Growing up, I always loved watching the show “Dallas Cowboy Cheerleaders: Making the Team” with my mom. With brownies and comfy blankets in hand, we would practice along to some of the routines, and it lowkey made me dream of being a professional cheerleader.
However, after watching “A Woman’s Work: The NFL Cheerleader Problem,” I realized that all of the sparkly uniforms disguised a bigger issue: the pay gap between NFL players and cheerleaders.
For instance, the average salary of an NFL player was around $420,000 while for an NFL cheerleader it was $1,250. Since lawsuits starting in 2014 from cheerleaders versus their teams, it has come out that some make as little as $5 an hour for mandatory practices, game appearances and more. Typically, cheerleaders report only making $75 to $150 a game. These statistics are even worse considering the amount of time put in. Cheerleaders typically spend 30 to 40 hours a week dedicated to the league, sometimes even reporting 60 to 70 hours per week.
You may be wondering: how has this gone unquestioned for so long? After all, cheerleaders have been paid this abysmally, or not at all, for decades. To understand this part, we have to dive a little bit into NFL cheerleading history. According to Yu Gu, the director behind “A Woman’s Work,” the first NFL cheerleaders volunteered to cheer for their team and community because of their love for dance.
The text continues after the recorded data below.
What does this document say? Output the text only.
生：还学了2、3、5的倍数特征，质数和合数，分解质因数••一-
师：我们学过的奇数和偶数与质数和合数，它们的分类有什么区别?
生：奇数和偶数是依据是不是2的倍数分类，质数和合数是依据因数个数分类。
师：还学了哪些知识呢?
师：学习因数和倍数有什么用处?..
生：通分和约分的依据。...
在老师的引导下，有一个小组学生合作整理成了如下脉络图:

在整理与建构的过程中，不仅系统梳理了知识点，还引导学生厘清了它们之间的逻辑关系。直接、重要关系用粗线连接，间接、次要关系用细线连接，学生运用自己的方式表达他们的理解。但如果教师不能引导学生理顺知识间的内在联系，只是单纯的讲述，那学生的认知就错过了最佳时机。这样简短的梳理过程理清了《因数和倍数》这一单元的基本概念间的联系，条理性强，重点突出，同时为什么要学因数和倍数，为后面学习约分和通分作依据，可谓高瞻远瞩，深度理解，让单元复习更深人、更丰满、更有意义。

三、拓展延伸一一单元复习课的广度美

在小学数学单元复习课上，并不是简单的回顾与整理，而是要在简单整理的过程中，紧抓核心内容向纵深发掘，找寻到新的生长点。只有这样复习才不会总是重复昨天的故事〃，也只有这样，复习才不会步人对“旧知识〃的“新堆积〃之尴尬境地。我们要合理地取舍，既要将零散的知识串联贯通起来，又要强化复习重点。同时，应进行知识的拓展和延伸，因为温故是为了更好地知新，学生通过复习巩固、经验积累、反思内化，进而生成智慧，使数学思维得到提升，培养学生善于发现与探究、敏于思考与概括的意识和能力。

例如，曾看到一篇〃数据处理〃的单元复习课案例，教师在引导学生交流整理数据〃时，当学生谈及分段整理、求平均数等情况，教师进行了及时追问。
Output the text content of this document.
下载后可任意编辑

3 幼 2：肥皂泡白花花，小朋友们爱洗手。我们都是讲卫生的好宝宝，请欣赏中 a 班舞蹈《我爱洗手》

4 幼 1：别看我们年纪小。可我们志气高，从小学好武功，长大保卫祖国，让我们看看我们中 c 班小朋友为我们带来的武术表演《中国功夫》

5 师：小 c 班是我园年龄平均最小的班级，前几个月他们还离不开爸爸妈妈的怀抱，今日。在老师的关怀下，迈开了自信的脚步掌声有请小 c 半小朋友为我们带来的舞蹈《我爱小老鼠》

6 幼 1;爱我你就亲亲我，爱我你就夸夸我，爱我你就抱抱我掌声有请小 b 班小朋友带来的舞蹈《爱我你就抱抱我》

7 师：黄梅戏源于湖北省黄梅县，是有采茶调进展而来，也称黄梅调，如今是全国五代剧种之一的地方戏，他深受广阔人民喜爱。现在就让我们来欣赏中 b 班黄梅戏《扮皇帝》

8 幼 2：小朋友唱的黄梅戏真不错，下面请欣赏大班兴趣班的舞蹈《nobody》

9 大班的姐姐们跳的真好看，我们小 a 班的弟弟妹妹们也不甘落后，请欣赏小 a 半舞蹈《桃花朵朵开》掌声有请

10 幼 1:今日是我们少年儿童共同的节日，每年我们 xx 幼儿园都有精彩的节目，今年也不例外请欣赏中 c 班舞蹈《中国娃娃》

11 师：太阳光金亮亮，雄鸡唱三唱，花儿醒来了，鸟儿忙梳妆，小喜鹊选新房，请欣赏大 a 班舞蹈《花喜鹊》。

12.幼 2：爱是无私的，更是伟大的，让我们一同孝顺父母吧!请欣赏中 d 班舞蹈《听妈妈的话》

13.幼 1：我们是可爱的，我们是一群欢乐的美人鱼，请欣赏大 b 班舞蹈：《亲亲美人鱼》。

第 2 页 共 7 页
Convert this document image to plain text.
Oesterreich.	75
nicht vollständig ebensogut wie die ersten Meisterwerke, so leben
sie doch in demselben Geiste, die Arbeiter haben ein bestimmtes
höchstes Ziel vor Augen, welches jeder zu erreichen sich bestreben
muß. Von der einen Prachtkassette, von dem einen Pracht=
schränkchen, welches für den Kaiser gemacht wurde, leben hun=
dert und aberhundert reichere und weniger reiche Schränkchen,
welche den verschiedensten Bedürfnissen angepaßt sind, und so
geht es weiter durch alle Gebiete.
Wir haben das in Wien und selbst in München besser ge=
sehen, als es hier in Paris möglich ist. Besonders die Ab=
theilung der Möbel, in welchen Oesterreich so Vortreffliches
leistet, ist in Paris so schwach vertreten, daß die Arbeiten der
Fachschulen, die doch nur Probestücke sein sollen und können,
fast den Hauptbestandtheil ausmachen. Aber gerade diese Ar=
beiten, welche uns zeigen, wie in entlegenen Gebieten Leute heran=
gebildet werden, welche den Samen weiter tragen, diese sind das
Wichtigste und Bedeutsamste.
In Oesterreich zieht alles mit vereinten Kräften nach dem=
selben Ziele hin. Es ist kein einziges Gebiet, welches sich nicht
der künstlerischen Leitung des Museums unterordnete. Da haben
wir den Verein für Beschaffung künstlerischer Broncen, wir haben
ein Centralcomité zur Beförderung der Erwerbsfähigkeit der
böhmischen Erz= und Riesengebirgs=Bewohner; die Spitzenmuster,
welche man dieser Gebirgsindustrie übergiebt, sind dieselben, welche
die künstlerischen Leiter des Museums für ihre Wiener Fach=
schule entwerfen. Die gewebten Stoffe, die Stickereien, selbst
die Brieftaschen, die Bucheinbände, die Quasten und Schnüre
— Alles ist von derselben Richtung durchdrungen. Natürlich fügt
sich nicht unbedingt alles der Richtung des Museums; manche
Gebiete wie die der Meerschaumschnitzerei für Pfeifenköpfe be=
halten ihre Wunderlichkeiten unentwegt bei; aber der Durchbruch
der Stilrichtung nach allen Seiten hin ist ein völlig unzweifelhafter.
Although, this was before the NFL was as big as it is now. In 2017, the NFL brought in over $8 billion. How can a corporation that brings in this much money ethically justify paying cheerleaders this little, especially considering that broadcast time dedicated to solely cheerleaders generates over $8 million annually?
Instead of addressing its involvement, the NFL has cast the responsibility of pay onto individual franchises, despite the NFL using cheerleaders in promotional materials and for further promoting teams. Additionally, the league justifies paying below minimum wage on the fact that cheerleaders aren’t employees, for they are classified as “independent contractors.”
To put this in perspective, NFL mascots are classified as employees and make $75,000 annually. If we look at these differences objectively, why is there such a wide gap? After all, both roles wear costumes and perform to entertain the crowd; it’s not like you see Billy Buffalo out on the field making tackles.
The ability to train long hours, have to physically stay within five pounds of your first weigh-in, pay for hair and nails out of pocket, and attend all functions or face a penalty fee are all for the love of the game. All cheerleaders are required to sign a contract once they join the squad that they have to either be employed full-time, be a student full time or be a stay-at-home mother.
Most cheerleaders report not doing it for the money—instead, they see it as a way to keep dance in their lives and perform in front of large audiences. While that is perfectly fine, why is an activity that takes up the hours of a full-time job, and ultimately resulting in a net loss of income for most cheerleaders, still being reduced to a ‘hobby’? I don’t know what kind of hobbies you all engage in, but mine doesn’t require me to sign contracts that make me liable for not engaging in it or prevent me from pursuing other opportunities that could make me more money. Even if we were to keep the hobby title, that doesn’t negate the fact that NFL cheerleaders should be fairly compensated for their performances considering the revenue they generate. After all, the cheerleaders are already getting paid for each game/performance, so it has already ethically been decided that they need to be paid for their work. If anything, the league is using cheerleaders’ love of dance and supporting their team as an excuse for paying cheerleaders inhumane wages.
My argument thus far doesn’t even include the harassment NFL cheerleaders face from coaches, representatives and even the league itself. For instance, cheerleaders from the Buffalo Bills have shared how they had to undergo “jiggle tests” by doing jumping jacks in front of management to prove that they were fit enough to participate in that week’s game.
Additionally, cheerleaders often have to face sexual harassment from fans and are instructed to “thank them for their support” and walk away, sometimes not encouraged to report the incident. Cheerleaders are also held to standards under their contract that dictate their appearance and social media presence. This was the case when Bailey Davis was fired from her position as a cheerleader for the New Orleans Saints after posting a picture in a bodysuit, despite football players having no similar rules.
Cheerleading has come a long way since the first squad took the field in the NFL in the 1960s; however, the NFL’s viewpoint of cheerleaders has not. As I write this on International Women’s Day, we must continue to advocate for those who raise their voices against mistreatment and never settle for less than we deserve. Pom-poms or not, we all deserve a wage that is equitable to the work we put in and to be treated with respect and dignity; maybe the NFL should take some notes on that.